The regulator has found that the firm failed to:
- implement adequate and effective policies and procedures to mitigate the risk of money laundering and terrorist financing associated with third-party deposits; and
- establish proper internal systems and controls to monitor its clients' activities and detect and report suspicious transactions to the Financial Intelligence Unit (FIU) swiftly.
The SFC's investigation revealed that between January and December 2016, the firm failed to identify 89% of the third-party deposits totalling S$110.1 million for its clients due to the absence of systems and procedures to review the sourced of funds deposited into sub-accounts that the brokerage maintained with a bank.

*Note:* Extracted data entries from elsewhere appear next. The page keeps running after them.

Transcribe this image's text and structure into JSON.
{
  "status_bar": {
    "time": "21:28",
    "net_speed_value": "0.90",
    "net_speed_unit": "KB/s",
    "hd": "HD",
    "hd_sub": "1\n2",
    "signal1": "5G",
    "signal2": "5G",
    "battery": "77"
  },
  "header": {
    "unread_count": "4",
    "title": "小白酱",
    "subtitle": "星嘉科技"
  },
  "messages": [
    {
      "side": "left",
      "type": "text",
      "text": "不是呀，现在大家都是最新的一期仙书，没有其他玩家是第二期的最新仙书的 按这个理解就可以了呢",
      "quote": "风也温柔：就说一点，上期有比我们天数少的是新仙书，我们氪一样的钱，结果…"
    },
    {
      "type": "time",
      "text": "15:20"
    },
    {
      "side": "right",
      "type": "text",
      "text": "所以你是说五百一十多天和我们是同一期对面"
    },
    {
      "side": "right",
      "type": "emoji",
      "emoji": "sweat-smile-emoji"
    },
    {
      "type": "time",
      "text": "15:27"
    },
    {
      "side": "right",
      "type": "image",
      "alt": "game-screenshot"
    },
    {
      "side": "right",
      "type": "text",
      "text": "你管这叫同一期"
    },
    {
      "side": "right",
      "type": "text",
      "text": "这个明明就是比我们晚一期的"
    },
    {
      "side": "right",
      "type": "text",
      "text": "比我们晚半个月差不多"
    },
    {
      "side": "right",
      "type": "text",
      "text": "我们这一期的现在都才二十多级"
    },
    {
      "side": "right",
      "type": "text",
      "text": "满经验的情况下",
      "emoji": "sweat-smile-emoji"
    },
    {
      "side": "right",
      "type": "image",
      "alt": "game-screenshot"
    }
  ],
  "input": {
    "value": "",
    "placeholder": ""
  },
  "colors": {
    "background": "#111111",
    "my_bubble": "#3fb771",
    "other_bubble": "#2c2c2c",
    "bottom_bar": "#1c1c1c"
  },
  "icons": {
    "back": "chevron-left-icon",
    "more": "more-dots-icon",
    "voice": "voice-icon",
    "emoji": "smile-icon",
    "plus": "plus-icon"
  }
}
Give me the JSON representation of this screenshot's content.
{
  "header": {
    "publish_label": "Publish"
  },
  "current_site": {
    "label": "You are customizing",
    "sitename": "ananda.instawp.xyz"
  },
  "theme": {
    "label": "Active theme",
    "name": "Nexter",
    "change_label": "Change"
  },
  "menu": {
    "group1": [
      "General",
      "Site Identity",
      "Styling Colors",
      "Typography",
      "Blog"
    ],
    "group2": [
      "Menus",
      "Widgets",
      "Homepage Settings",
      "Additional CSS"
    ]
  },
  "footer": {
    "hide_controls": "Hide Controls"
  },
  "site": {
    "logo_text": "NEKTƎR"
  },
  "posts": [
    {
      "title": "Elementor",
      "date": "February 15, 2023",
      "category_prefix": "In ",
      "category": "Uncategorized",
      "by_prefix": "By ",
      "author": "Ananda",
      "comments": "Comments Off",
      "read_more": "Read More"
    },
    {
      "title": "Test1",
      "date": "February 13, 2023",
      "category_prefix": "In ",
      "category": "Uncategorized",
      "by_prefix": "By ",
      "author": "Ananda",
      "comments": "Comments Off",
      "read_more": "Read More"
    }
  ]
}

In some cases where the firm identified third-party deposits, the clients' relationships with the third-party depositors (e.g. friendship) and the reason for these deposits (e.g. busy at work) provided by the clients failed to explain the rationale for the transfers satisfactorily. The firm did not critically evaluate these deposits and document the enquiries, as well as the reasons for approving them.
The brokerage's staff also did not have a clear and consistent understanding of their responsibilities in the monitoring and identification of suspicious transactions. Nor did the firm diligently supervise and provide enough guidance to its staff to enable them to form suspicions or to recognise signs of money laundering or terrorist financing.
Despite the presence of 'red flags' in some of the clients' activities, the firm did not identify the suspicious transactions and make appropriate enquiries. It was only after the SFC asked it to review all clients' deposits and trading activities for the year of 2016 that it spotted 31 suspicious transactions and reported them to the FIU.
The SFC has a long litany of rules that it believes the brokerage to have broken, which include the following.
- Section 23 of Schedule 2 to the Anti-Money-Laundering Ordinance (AMLO) and paragraph 2.1 of the AML Guideline, which require licensed corporations to take all reasonable measures to ensure that proper safeguards exist to mitigate the risks of ML/TF and to prevent a contravention of any customer due diligence and recordkeeping requirements under the AMLO.
- Paragraph 2.2 of the AML Guideline, which requires licensed corporations to establish and implement adequate and appropriate internal AML/CFT policies.
- General Principle 3 of the Code of Conduct for Persons Licensed by or Registered with the SFC, which requires firms to have and employ effectively the resources and procedures which are needed for the proper performance of their business activities.
- Section 5(1)(b) of Schedule 2 AMLO and paragraph 5.1(b) of the AML Guideline, which require licensed corporations to continuously monitor their business relationships with the clients by monitoring their activities to ensure that they are consistent with their knowledge of the clients and the clients’ business, risk profile and source of funds.
- Paragraph 5.9 of the AML Guideline, which requires licensed corporations to implement effective monitoring systems.
- Section 5(1)(c) of Schedule 2 AMLO and paragraphs 5.1(c), 5.10 and 5.11 of the AML Guideline, which require licensed corporations to identify transactions that are complex, large or unusual, make relevant enquiries to examine the background and purpose of the transactions, write down the enquiries made (and their results), and report the findings if appropriate.
- Paragraphs 7.11, 7.14 and 7.39 of the AML Guideline, which oblige firms to identify situations that might give rise to suspicions.